L'omessa notifica della predetta ordinanza ai creditori iscritti non è causa di nullità della vendita forzata, né inficia l'effetto purgativo che le è proprio, ma è fonte di responsabilità extracontrattuale per il creditore inadempiente, con conseguente diritto dei creditori istanti al risarcimento del danno, ove la mancata partecipazione dal procedimento esecutivo, abbia arrecato loro un concreto pregiudizio economico. Ed infatti, incombe sul creditore leso dalla violazione dell'ultimo comma dell'art. 569 c.p.c., l'onere della prova dell'entità del danno e del nesso causale tra l'omissione ed il pregiudizio subito. A tali creditori è così consentito agire per il risarcimento dei danni ex art. 2043 c.c. contro il creditore procedente cui sia ascrivibile l'omissione (Così Cass. civ., 27 agosto 2014 n. 18336 cit., in relazione alla mancata notifica dell'ordinanza di vendita che conferma quanto già precisato da Cass. civ., 23 febbraio 2006, n. 4000, in Riv. es. forz., 2006, 422 in relazione alla mancata notifica dell'avviso di cui all'art. 498 c.p.c. Si tratta, in realtà, di un orientamento risalente a Cass., 2 maggio 1975, n. 1691 in Giust. civ. 1975, I, 1074 e in Foro it., 1976, I, 1664).

Riferimenti
  • Bongiorno, voce Espropriazione immobiliare, in Digesto disc. priv. - sez. civ., Torino 1992, VIII, 44;
  • Catalano, Il sistema delle vendite mobiliari riformato, in Giur. It., 2016, 2058;
  • Farina, Il nuovo regime della vendita e dell'assegnazione nell'espropriazione mobiliare, in Riv. es. forz., 2007, 247
  • Id., L'aggiudicazione nel sistema delle vendite forzate, Napoli 2012, 39 ss.;
  • Id., L'ennesima espropriazione immobiliare efficiente (ovvero accelerata, conveniente, rateizzata e cameralizzata, in Riv. dir. proc., 2016, 127 ss.;
  • Id., L'ordinanza di autorizzazione alla vendita, in AA. VV. Espropriazione forzata immobiliare e attività notarile, a cura di F. Di Marzio, M. Palazzo, Milano 2021, 353 ss.

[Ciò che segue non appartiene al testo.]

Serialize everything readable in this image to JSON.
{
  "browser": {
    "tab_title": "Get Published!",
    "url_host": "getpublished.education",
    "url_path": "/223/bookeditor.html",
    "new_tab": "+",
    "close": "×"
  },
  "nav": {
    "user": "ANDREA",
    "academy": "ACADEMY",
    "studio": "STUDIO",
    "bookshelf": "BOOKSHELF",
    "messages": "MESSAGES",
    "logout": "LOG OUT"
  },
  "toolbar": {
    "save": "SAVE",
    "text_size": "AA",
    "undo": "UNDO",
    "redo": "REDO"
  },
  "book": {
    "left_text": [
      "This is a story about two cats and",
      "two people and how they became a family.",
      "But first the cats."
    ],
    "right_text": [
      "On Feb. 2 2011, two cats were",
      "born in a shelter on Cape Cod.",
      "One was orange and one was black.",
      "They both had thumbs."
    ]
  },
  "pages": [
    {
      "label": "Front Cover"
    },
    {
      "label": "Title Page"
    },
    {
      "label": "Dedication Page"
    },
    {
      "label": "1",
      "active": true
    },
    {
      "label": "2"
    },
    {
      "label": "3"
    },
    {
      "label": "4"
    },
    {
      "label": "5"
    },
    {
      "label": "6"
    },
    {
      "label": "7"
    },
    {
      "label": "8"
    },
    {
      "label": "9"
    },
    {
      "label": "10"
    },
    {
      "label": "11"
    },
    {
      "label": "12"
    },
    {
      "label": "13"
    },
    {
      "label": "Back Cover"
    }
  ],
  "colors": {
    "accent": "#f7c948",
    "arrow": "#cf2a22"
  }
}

  • Liccardo, I modelli decisionali della vendita coattiva nelle leggi 14 maggio 2005, n. 80, 28 dicembre 2005, n. 263 e 24 febbraio 2006, n. 52: ovvero della qualità delle leggi o delle leggi senza qualità, in Riv. es. forz., 2006,99 ss.;
  • Tedoldi, voce Vendita ed assegnazione forzata, in Dig. disc. priv., sez. civ., Torino 1999, XIX, 665.